De otra pasta

La virtud, para las señoras y los señores acostumbrados a quejarse del servicio, es inseparable de la crianza

Desde el final de la dictadura, a la que muchos súbditos acomodados se aferraban no tanto por adhesión a los principios como por el temor -como se vería, infundado- a perder su patrimonio a manos de las hordas, hemos escuchado a menudo esa falacia que sostiene que los gobernantes con propiedades y una posición saneada son menos susceptibles de caer en la corrupción -lo repetían cuando los primeros escándalos de la democracia, como si aquella no hubiera existido durante el franquismo- que los que acceden al poder como asalariados. Más aún los prejuicios clasistas, que mantienen una vigencia inconfesable entre los mismos que dicen valorar a las personas en función de sus méritos, advierten de que por una razón casi genética los vulgares individuos del común, incluso si han prosperado, no son de confianza.

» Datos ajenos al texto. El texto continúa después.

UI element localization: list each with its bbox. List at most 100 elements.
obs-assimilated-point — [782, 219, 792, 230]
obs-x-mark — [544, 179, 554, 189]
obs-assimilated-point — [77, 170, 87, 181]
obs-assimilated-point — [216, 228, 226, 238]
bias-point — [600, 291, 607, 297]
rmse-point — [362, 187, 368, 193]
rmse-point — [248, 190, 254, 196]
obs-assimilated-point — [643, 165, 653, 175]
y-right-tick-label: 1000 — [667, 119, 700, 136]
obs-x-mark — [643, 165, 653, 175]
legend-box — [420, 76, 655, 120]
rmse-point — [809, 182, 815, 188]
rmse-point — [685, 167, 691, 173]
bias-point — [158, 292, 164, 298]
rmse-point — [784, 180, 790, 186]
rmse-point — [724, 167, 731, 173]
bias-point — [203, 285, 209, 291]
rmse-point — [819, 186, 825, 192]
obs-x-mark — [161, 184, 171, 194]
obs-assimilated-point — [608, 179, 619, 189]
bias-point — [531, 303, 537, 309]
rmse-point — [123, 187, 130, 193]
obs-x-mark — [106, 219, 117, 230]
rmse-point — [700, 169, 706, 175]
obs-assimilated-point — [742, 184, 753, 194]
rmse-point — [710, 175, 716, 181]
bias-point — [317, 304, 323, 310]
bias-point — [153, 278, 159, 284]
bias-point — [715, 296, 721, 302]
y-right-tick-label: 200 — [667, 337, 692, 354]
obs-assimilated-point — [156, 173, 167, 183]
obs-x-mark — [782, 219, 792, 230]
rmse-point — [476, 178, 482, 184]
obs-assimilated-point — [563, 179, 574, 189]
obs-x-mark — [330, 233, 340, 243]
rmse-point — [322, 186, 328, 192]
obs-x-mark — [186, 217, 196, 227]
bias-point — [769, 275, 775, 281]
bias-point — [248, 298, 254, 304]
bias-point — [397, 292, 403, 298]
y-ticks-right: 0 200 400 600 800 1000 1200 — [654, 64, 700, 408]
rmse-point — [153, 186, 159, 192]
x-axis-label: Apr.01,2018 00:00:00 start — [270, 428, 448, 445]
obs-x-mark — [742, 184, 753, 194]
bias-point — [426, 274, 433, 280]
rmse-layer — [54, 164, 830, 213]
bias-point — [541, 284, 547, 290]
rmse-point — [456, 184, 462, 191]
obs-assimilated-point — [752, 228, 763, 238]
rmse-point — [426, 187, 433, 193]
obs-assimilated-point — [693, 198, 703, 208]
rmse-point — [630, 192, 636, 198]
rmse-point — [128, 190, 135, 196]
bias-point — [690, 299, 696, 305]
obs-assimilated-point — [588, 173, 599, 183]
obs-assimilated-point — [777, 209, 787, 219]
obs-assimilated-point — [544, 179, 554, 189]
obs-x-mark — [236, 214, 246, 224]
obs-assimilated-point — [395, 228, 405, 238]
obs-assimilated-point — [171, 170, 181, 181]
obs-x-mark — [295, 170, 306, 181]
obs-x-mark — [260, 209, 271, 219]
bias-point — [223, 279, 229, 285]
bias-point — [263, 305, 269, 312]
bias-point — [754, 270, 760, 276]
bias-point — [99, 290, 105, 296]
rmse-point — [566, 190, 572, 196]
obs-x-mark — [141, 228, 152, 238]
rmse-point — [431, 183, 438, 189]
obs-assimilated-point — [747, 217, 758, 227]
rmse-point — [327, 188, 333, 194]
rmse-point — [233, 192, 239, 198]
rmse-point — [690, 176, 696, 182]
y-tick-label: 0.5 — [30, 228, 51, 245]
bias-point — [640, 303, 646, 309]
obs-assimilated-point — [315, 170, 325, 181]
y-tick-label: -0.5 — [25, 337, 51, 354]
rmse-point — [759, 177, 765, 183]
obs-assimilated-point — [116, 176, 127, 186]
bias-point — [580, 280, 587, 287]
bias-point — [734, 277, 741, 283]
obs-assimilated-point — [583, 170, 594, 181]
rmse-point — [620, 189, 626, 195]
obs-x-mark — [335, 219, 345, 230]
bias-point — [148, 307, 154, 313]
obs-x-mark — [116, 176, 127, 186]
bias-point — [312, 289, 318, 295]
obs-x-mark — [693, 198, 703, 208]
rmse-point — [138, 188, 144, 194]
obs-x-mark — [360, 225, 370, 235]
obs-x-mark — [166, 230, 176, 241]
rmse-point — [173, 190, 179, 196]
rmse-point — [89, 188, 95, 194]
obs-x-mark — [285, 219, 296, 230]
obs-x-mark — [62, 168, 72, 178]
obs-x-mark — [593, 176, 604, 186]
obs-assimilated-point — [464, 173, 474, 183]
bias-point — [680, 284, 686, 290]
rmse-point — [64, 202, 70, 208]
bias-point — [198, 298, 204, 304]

La virtud, para las señoras y los señores acostumbrados a quejarse del servicio, es inseparable de la crianza y no cabe esperar que los muertos de hambre, si se les presenta la oportunidad, vayan a dejar de meter la mano en la caja. Un comportamiento tan obsceno e inapropiado es inimaginable entre los distinguidos hijos de las familias que no sólo no lo necesitan, sino que se rigen por un severo código de conducta basado en la integridad y en sólidas convicciones morales. Ellos, como suelen precisar con sospechosa insistencia, pierden dinero con la política y es la vocación, sumada al espíritu de sacrificio o sobre todo el honor de ser útiles a la nación, lo que los lleva a entregar su valioso tiempo a un oficio tan expuesto, esforzado e ingrato del que sólo obtienen sinsabores. Sus empresas, ya sabemos, las tienen abandonadas.

Una variante o ampliación del argumento, igualmente desmentida por los hechos, señala que los profesionales que han triunfado en el mundo de los negocios están más capacitados para conducir los asuntos del Estado, suerte de gran empresa en la que los contribuyentes -a los que no cotizan les pueden ir dando- ejercen de grandes o pequeños accionistas. Hombres y mujeres dinámicos, eficientes, sin lastres ideológicos, son lo que necesitamos para que la maquinaria funcione con el rigor y la precisión de un reloj, naturalmente suizo. Resulta por desgracia evidente que la mezcla de credenciales familiares, educación exquisita, probada experiencia empresarial y fortuna propia, no basta para producir políticos honrados, pero hay que reconocerles la prestancia y esa imperturbabilidad que sólo se aprende en los ambientes refinados. Nadie duda de que llegado el caso se comportarán como impecables presidiarios.